Drug Delivery & Nanotechnology: As a biocompatible carrier or scaffold for creating nanoparticles, hydrogels, and micelles for controlled drug release. Its surface can be easily functionalized to attach drugs or targeting ligands.
Tissue Engineering: As a component of hydrogels for 3D cell scaffolding due to its biocompatibility and tunable physical properties.

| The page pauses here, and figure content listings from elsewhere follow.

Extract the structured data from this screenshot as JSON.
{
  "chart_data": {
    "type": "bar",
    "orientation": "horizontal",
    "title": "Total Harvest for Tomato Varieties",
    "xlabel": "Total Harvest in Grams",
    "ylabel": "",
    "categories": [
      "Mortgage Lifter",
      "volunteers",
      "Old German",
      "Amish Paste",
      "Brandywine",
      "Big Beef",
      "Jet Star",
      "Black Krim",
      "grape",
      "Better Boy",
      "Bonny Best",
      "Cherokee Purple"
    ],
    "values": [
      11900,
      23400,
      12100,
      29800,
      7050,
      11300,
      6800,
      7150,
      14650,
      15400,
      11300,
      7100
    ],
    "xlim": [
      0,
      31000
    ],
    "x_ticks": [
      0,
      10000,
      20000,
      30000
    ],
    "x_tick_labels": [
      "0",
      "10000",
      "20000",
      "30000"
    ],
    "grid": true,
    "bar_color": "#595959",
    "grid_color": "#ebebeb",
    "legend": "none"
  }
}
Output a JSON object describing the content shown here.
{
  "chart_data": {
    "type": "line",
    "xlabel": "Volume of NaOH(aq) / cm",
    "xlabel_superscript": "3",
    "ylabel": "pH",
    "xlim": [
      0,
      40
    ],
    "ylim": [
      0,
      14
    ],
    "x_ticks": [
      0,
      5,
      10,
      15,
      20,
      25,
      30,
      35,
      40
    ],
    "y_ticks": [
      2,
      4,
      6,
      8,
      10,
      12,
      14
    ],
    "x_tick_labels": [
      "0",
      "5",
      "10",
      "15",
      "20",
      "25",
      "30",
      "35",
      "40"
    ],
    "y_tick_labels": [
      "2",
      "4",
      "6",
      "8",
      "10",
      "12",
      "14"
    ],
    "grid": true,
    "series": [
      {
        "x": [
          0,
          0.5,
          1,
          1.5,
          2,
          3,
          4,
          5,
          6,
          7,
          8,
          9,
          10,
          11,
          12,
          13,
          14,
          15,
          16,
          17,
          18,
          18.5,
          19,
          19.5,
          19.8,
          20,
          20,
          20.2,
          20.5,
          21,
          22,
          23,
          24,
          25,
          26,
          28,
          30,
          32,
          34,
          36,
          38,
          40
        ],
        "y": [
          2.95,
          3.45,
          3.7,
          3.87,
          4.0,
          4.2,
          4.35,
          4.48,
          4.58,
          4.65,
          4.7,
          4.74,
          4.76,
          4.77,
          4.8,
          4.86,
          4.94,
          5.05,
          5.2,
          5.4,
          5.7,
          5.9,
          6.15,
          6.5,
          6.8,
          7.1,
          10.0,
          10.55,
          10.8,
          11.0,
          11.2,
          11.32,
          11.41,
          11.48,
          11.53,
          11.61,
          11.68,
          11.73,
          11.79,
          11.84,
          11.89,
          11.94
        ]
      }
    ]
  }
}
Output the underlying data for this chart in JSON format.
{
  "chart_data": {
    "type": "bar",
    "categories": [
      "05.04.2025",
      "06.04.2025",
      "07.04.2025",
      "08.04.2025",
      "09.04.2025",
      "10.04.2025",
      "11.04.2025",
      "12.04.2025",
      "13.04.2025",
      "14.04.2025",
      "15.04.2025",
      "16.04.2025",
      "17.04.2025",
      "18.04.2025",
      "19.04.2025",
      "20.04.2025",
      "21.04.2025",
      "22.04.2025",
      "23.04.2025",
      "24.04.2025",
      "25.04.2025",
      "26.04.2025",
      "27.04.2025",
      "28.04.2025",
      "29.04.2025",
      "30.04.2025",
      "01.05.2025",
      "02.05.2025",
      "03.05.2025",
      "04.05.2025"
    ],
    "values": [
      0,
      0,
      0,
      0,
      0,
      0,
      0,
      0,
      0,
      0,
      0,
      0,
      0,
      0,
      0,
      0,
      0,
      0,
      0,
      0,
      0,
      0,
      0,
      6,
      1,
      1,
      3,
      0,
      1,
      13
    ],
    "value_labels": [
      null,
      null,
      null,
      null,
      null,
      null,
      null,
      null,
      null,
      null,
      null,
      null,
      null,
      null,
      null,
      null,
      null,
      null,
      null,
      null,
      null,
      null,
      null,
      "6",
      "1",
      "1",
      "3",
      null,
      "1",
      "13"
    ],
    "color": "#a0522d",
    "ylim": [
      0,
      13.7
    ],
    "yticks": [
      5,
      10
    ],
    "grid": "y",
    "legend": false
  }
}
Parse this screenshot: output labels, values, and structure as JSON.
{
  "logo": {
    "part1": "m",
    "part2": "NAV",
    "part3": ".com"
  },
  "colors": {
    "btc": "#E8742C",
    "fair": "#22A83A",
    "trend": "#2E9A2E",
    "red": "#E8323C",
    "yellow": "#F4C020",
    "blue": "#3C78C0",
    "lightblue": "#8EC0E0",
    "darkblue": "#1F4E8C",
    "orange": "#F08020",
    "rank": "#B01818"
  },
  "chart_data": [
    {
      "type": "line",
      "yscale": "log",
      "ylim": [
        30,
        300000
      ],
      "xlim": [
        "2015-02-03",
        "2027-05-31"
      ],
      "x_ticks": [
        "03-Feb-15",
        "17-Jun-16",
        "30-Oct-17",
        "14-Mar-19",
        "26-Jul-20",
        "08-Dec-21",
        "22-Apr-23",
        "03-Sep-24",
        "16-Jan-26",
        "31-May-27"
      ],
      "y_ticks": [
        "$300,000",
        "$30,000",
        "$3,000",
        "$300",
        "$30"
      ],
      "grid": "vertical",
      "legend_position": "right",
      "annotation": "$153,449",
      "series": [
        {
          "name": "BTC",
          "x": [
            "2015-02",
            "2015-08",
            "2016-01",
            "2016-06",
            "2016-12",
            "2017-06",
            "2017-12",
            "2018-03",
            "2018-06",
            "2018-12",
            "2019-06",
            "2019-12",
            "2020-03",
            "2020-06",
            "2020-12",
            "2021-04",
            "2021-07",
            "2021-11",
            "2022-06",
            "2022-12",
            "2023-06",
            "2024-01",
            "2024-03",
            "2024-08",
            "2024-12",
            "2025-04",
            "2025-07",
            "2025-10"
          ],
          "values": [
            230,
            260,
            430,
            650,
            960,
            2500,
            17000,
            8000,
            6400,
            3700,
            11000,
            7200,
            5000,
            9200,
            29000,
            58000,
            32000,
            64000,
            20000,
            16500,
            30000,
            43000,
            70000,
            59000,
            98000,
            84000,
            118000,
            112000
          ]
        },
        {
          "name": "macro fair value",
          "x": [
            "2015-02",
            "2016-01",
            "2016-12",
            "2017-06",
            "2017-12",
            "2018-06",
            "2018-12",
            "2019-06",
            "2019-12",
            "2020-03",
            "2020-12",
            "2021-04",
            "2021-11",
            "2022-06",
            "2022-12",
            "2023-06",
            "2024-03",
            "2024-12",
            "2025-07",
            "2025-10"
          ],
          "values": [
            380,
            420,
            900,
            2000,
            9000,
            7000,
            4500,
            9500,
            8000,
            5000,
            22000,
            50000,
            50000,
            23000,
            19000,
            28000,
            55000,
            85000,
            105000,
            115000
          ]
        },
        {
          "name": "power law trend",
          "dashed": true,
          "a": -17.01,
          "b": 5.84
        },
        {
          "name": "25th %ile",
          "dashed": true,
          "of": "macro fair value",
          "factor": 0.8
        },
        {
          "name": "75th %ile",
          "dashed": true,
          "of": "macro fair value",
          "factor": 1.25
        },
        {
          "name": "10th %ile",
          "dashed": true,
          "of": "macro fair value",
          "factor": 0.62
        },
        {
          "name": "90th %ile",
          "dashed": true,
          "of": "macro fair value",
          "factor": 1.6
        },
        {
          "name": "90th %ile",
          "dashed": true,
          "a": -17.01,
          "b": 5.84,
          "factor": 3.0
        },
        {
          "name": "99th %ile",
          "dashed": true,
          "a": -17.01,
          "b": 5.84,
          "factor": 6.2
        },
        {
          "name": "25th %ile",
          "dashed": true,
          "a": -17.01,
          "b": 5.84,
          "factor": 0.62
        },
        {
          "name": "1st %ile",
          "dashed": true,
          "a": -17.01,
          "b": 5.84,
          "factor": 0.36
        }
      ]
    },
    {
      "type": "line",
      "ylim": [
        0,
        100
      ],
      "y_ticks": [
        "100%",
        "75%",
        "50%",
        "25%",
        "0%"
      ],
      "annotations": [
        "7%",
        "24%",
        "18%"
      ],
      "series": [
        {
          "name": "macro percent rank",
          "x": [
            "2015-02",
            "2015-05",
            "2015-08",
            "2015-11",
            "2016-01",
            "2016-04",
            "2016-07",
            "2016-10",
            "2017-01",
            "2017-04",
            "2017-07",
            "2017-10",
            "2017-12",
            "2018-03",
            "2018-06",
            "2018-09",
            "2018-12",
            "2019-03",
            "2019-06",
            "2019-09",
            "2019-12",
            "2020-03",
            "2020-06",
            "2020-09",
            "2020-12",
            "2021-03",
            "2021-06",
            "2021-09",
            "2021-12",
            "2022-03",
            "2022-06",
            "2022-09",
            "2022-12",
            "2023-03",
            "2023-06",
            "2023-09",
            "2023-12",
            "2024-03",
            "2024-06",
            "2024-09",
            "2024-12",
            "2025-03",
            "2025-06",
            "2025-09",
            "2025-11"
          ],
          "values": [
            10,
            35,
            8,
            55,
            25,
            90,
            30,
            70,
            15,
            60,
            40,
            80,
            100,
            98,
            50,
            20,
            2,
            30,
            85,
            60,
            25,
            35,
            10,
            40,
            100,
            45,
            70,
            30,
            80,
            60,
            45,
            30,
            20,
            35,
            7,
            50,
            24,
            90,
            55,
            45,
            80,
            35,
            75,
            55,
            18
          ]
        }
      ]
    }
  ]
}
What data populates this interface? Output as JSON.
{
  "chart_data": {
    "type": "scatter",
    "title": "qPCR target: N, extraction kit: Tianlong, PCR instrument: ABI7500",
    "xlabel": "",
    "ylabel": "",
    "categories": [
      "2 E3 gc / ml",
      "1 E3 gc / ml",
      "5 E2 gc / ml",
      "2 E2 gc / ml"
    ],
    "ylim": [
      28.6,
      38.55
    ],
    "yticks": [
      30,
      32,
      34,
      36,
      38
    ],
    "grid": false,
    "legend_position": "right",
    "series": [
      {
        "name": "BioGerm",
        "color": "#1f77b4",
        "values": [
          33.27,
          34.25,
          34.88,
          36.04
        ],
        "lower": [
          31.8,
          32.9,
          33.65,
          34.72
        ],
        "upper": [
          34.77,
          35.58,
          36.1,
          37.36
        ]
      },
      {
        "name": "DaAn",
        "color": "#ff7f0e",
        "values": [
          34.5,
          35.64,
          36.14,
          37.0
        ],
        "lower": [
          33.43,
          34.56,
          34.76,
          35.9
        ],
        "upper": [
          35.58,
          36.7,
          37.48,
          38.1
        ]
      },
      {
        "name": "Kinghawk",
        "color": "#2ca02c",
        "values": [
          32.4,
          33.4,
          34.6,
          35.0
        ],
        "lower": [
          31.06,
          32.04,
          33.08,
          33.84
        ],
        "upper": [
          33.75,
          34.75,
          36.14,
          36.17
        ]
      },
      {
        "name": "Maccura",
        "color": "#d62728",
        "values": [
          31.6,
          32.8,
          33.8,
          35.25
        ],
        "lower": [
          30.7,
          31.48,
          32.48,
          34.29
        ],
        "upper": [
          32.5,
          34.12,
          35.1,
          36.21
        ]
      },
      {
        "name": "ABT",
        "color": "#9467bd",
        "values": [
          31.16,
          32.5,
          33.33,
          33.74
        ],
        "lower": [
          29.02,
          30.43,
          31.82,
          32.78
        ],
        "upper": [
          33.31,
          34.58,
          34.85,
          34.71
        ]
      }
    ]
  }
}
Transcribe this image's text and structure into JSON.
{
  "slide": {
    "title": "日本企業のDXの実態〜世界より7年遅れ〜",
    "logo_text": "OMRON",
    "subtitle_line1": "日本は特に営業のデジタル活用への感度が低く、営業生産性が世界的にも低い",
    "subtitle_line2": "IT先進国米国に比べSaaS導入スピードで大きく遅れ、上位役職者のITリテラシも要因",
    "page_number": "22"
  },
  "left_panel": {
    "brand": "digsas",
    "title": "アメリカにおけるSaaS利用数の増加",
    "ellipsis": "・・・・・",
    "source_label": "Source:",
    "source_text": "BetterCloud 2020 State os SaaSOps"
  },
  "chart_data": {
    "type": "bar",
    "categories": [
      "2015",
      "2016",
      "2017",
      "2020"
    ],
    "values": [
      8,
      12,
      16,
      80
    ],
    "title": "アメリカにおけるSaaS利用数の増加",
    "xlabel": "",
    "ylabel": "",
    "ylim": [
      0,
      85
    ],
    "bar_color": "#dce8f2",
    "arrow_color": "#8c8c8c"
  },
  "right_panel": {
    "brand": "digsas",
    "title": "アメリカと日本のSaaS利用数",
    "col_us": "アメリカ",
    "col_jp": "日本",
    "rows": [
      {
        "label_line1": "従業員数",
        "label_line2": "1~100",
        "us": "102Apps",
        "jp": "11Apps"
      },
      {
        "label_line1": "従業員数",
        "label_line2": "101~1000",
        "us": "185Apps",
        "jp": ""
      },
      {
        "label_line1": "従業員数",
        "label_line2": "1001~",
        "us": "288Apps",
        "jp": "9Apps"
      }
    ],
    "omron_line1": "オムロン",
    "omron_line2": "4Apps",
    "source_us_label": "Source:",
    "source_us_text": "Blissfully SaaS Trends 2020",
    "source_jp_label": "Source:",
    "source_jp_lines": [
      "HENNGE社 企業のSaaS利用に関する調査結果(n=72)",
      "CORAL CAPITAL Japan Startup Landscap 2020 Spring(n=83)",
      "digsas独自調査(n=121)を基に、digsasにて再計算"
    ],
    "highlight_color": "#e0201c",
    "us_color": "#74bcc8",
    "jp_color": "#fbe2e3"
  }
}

Analytical Chemistry & Separation Science:

Electrokinetic Applications: Used as a dynamic coating or sieving matrix in capillary electrophoresis (CE) to separate proteins, DNA, and other large biomolecules based on size.
Chromatography: Can be used as a stationary phase modifier or in size-exclusion chromatography.

Enzyme Stabilization:

Can immobilize or co-dissolve with enzymes, enhancing their stability and shelf-life in aqueous solutions.

Summary Table of Uses

Field	Primary Use	Key Mechanism/Role
Medicine	Plasma Volume Expander (Restricted)	Colloidal osmotic pressure to increase blood volume.
Chemistry/Industry	Viscosity Modifier	Thickener for paints, coatings, adhesives.
	Colloidal Stabilizer	Prevents particle aggregation in suspensions.
	Biomaterial/Drug Delivery	Biocompatible carrier for nanoparticles & hydrogels.
	Separation Medium	Matrix for cell separation & capillary electrophoresis.
	Cryoprotectant	Protects cells during freeze-thaw cycles.

Key Takeaway

While hydroxyethyl starch is chemically a versatile, water-soluble polymer with valuable applications in material science, biotechnology, and analytical chemistry, its historical medical use as a plasma expander is now overshadowed by significant safety concerns. In the chemical context, it is prized for its biodegradability, biocompatibility, and tunable physical properties, making it a useful tool in green chemistry and biomedical engineering.